Damon is decidedly a Rams guy, though he also claims as his influences Donald Judd, whose estate he worked for just after the artist’s mid-’90s death, and Tom Dixon, another former employer. The Rams connection is clear in the work Damon does for Areaware; a vacuum-tube radio with exposed innards and a dial that could have come straight out of Braun’s mid-century design lab is one of his best-known works.
Which is perhaps why he feels so conflicted about the retro wooden enclosure he made for his iPad, one of the many things he’s built in his spare time for use around his apartment. Inspired by hacks he found around the web — an iPad inside a retro arcade console, another inside a gutted Macintosh computer — Damon built a dock in the style of an old-school cathode-ray television and completed the ’80s homage with a screensaver of grainy television snow. “It’s quite ironic and I don’t know how I feel about that,” he laughs. “I wish in design there was a tradition of using a pen name like writers do. Maybe if I was Damon Jonas I could pull this off.”
Typically, though, the nostalgia that runs through Damon’s work can be attributed not to kitsch but to sentiment, which, he says, “I know is a bad word for most designers.” But he’s constantly thinking about how a product can connect to a consumer on an emotional level, which is in part what’s made his work so successful. The iPad dock was inspired by his love for outdated home appliances; another piece he made for his family, a Corian fruit bowl, was inspired by the Clementine crates he remembers from childhood.

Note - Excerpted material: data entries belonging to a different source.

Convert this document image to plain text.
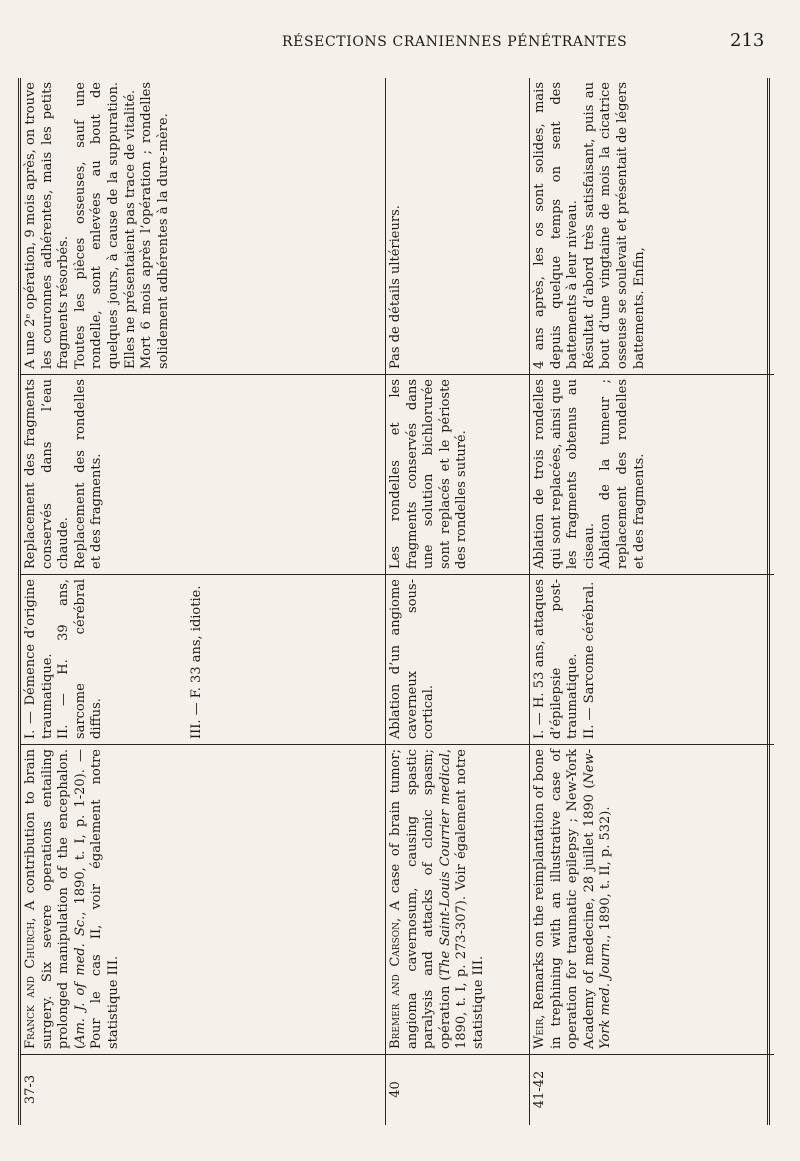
RÉSECTIONS CRANIENNES PÉNÉTRANTES	213
37-3
Franck and Church, A contribution to brain surgery. Six severe operations entailing prolonged manipulation of the encephalon. (Am. J. of med. Sc., 1890, t. I, p. 1-20). — Pour le cas II, voir également notre statistique III.
I. — Démence d’origine traumatique. II. — H. 39 ans, sarcome cérébral diffus.	III. — F. 33 ans, idiotie.
Replacement des fragments conservés dans l’eau chaude. Replacement des rondelles et des fragments.
A une 2ᵉ opération, 9 mois après, on trouve les couronnes adhérentes, mais les petits fragments résorbés. Toutes les pièces osseuses, sauf une rondelle, sont enlevées au bout de quelques jours, à cause de la suppuration. Elles ne présentaient pas trace de vitalité. Mort 6 mois après l’opération ; rondelles solidement adhérentes à la dure-mère.
40
Bremer and Carson, A case of brain tumor; angioma cavernosum, causing spastic paralysis and attacks of clonic spasm; opération (The Saint-Louis Courrier medical, 1890, t. I, p. 273-307). Voir également notre statistique III.
Ablation d’un angiome caverneux sous-cortical.
Les rondelles et les fragments conservés dans une solution bichlorurée sont replacés et le périoste des rondelles suturé.
Pas de détails ultérieurs.
41-42
Weir, Remarks on the reimplantation of bone in trephining with an illustrative case of operation for traumatic epilepsy ; New-York Academy of medecine, 28 juillet 1890 (New-York med. Journ., 1890, t. II, p. 532).
I. — H. 53 ans, attaques d’épilepsie post-traumatique. II. — Sarcome cérébral.
Ablation de trois rondelles qui sont replacées, ainsi que les fragments obtenus au ciseau. Ablation de la tumeur ; replacement des rondelles et des fragments.
4 ans après, les os sont solides, mais depuis quelque temps on sent des battements à leur niveau. Résultat d’abord très satisfaisant, puis au bout d’une vingtaine de mois la cicatrice osseuse se soulevait et présentait de légers battements. Enfin,
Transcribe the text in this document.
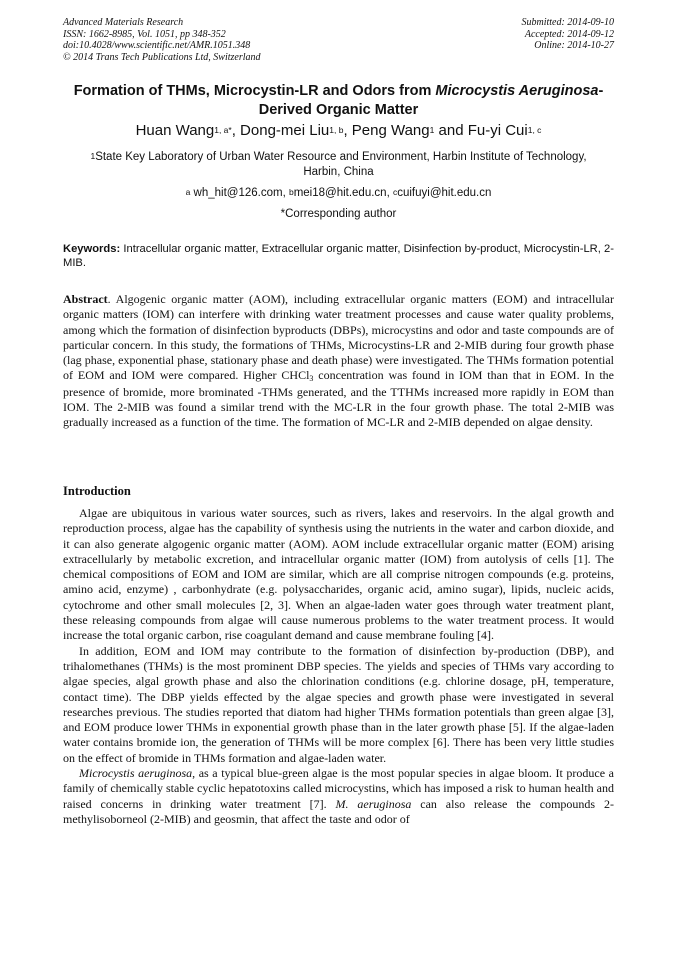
Advanced Materials Research
ISSN: 1662-8985, Vol. 1051, pp 348-352
doi:10.4028/www.scientific.net/AMR.1051.348
© 2014 Trans Tech Publications Ltd, Switzerland
Submitted: 2014-09-10
Accepted: 2014-09-12
Online: 2014-10-27
Formation of THMs, Microcystin-LR and Odors from Microcystis Aeruginosa- Derived Organic Matter
Huan Wang$^{1, a*}$, Dong-mei Liu$^{1, b}$, Peng Wang$^1$ and Fu-yi Cui$^{1, c}$
$^1$State Key Laboratory of Urban Water Resource and Environment, Harbin Institute of Technology,
Harbin, China
$^a$ wh_hit@126.com, $^b$mei18@hit.edu.cn, $^c$cuifuyi@hit.edu.cn
*Corresponding author
Keywords: Intracellular organic matter, Extracellular organic matter, Disinfection by-product, Microcystin-LR, 2-MIB.
Abstract. Algogenic organic matter (AOM), including extracellular organic matters (EOM) and intracellular organic matters (IOM) can interfere with drinking water treatment processes and cause water quality problems, among which the formation of disinfection byproducts (DBPs), microcystins and odor and taste compounds are of particular concern. In this study, the formations of THMs, Microcystins-LR and 2-MIB during four growth phase (lag phase, exponential phase, stationary phase and death phase) were investigated. The THMs formation potential of EOM and IOM were compared. Higher CHCl3 concentration was found in IOM than that in EOM. In the presence of bromide, more brominated -THMs generated, and the TTHMs increased more rapidly in EOM than IOM. The 2-MIB was found a similar trend with the MC-LR in the four growth phase. The total 2-MIB was gradually increased as a function of the time. The formation of MC-LR and 2-MIB depended on algae density.
Introduction

Algae are ubiquitous in various water sources, such as rivers, lakes and reservoirs. In the algal growth and reproduction process, algae has the capability of synthesis using the nutrients in the water and carbon dioxide, and it can also generate algogenic organic matter (AOM). AOM include extracellular organic matter (EOM) arising extracellularly by metabolic excretion, and intracellular organic matter (IOM) from autolysis of cells [1]. The chemical compositions of EOM and IOM are similar, which are all comprise nitrogen compounds (e.g. proteins, amino acid, enzyme) , carbonhydrate (e.g. polysaccharides, organic acid, amino sugar), lipids, nucleic acids, cytochrome and other small molecules [2, 3]. When an algae-laden water goes through water treatment plant, these releasing compounds from algae will cause numerous problems to the water treatment process. It would increase the total organic carbon, rise coagulant demand and cause membrane fouling [4].

In addition, EOM and IOM may contribute to the formation of disinfection by-production (DBP), and trihalomethanes (THMs) is the most prominent DBP species. The yields and species of THMs vary according to algae species, algal growth phase and also the chlorination conditions (e.g. chlorine dosage, pH, temperature, contact time). The DBP yields effected by the algae species and growth phase were investigated in several researches previous. The studies reported that diatom had higher THMs formation potentials than green algae [3], and EOM produce lower THMs in exponential growth phase than in the later growth phase [5]. If the algae-laden water contains bromide ion, the generation of THMs will be more complex [6]. There has been very little studies on the effect of bromide in THMs formation and algae-laden water.

Microcystis aeruginosa, as a typical blue-green algae is the most popular species in algae bloom. It produce a family of chemically stable cyclic hepatotoxins called microcystins, which has imposed a risk to human health and raised concerns in drinking water treatment [7]. M. aeruginosa can also release the compounds 2-methylisoborneol (2-MIB) and geosmin, that affect the taste and odor of
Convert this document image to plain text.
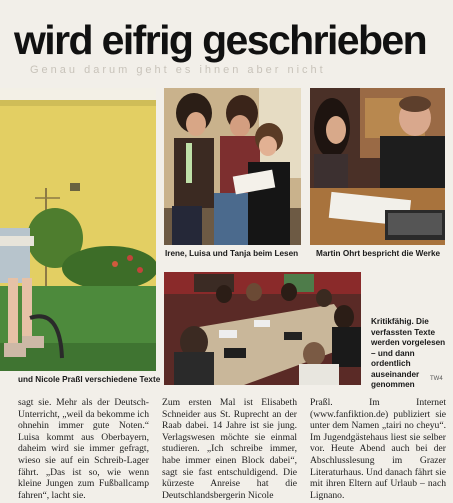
wird eifrig geschrieben
Genau darum geht es ihnen aber nicht
und Nicole Praßl verschiedene Texte
Irene, Luisa und Tanja beim Lesen Martin Ohrt bespricht die Werke
Kritikfähig. Die verfassten Texte werden vorgelesen – und dann ordentlich auseinander genommen
TW4

sagt sie. Mehr als der Deutsch-Unterricht, „weil da bekomme ich ohnehin immer gute Noten.“ Luisa kommt aus Oberbayern, daheim wird sie immer gefragt, wieso sie auf ein Schreib-Lager fährt. „Das ist so, wie wenn kleine Jungen zum Fußballcamp fahren“, lacht sie.

Zum ersten Mal ist Elisabeth Schneider aus St. Ruprecht an der Raab dabei. 14 Jahre ist sie jung. Verlagswesen möchte sie einmal studieren. „Ich schreibe immer, habe immer einen Block dabei“, sagt sie fast entschuldigend. Die kürzeste Anreise hat die Deutschlandsbergerin Nicole

Praßl. Im Internet (www.fanfiktion.de) publiziert sie unter dem Namen „tairi no cheyu“. Im Jugendgästehaus liest sie selber vor. Heute Abend auch bei der Abschlusslesung im Grazer Literaturhaus. Und danach fährt sie mit ihren Eltern auf Urlaub – nach Lignano.
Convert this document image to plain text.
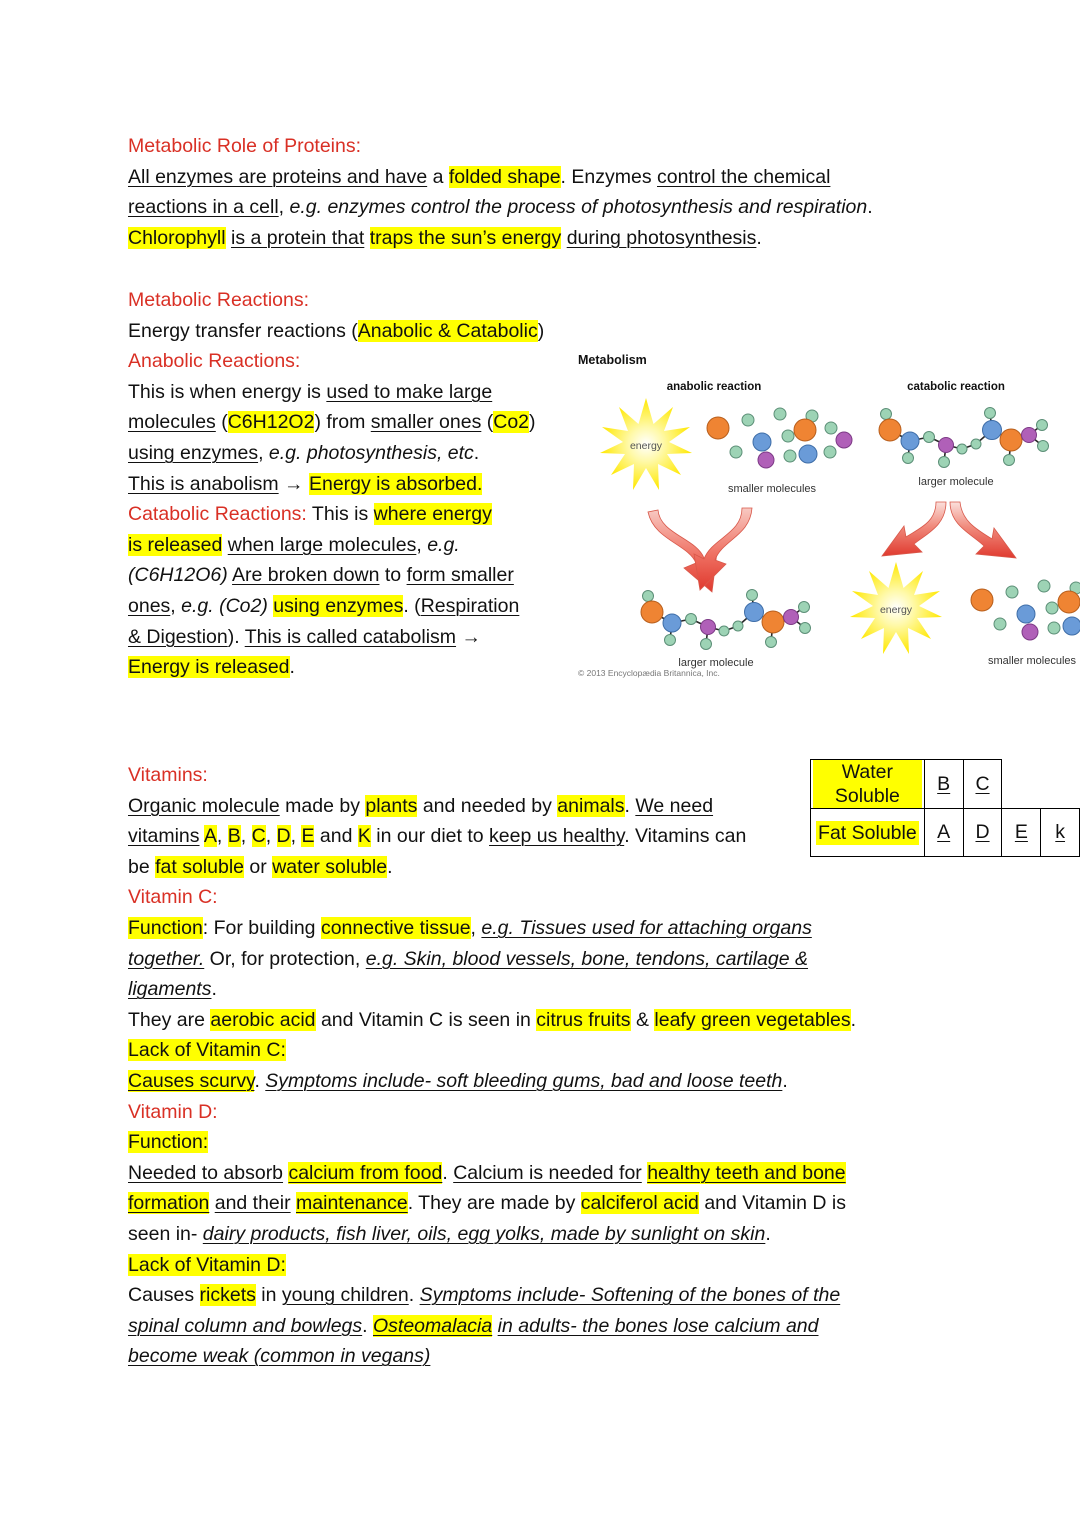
Metabolic Role of Proteins:
All enzymes are proteins and have a folded shape. Enzymes control the chemical
reactions in a cell, e.g. enzymes control the process of photosynthesis and respiration.
Chlorophyll is a protein that traps the sun’s energy during photosynthesis.
Metabolic Reactions:
Energy transfer reactions (Anabolic & Catabolic)
Anabolic Reactions:
This is when energy is used to make large
molecules (C6H12O2) from smaller ones (Co2)
using enzymes, e.g. photosynthesis, etc.
This is anabolism → Energy is absorbed.
Catabolic Reactions: This is where energy
is released when large molecules, e.g.
(C6H12O6) Are broken down to form smaller
ones, e.g. (Co2) using enzymes. (Respiration
& Digestion). This is called catabolism →
Energy is released.
Metabolism
anabolic reaction	catabolic reaction
energy
smaller molecules
larger molecule
larger molecule
energy
smaller molecules
© 2013 Encyclopædia Britannica, Inc.
Vitamins:
Organic molecule made by plants and needed by animals. We need
vitamins A, B, C, D, E and K in our diet to keep us healthy. Vitamins can
be fat soluble or water soluble.
Vitamin C:
Function: For building connective tissue, e.g. Tissues used for attaching organs
together. Or, for protection, e.g. Skin, blood vessels, bone, tendons, cartilage &
ligaments.
They are aerobic acid and Vitamin C is seen in citrus fruits & leafy green vegetables.
Lack of Vitamin C:
Causes scurvy. Symptoms include- soft bleeding gums, bad and loose teeth.
Vitamin D:
Function:
Needed to absorb calcium from food. Calcium is needed for healthy teeth and bone
formation and their maintenance. They are made by calciferol acid and Vitamin D is
seen in- dairy products, fish liver, oils, egg yolks, made by sunlight on skin.
Lack of Vitamin D:
Causes rickets in young children. Symptoms include- Softening of the bones of the
spinal column and bowlegs. Osteomalacia in adults- the bones lose calcium and
become weak (common in vegans)
Water Soluble	B	C		
Fat Soluble	A	D	E	k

The fruit bowl is a humble object made slick by Damon’s choice of materials, while the iPad dock is exactly the opposite. “What’s funny about the TV is that Frog founder Hartmut Esslinger’s claim to fame was his design of a television,” Damon explains. “For the German company Wega in the ’70s, he designed one of first modern televisions, with a white plastic enclosure. Up until that point, TVs had always been housed in wooden cabinets that were meant to look like furniture. His point was, ‘Why should a TV reference something that it’s not?’ Making my television, I’ve done exactly what he tried to get away from. I’ve disguised the iPad in an old-fashioned enclosure that has nothing to do with what it is. It’s the opposite of innovation.”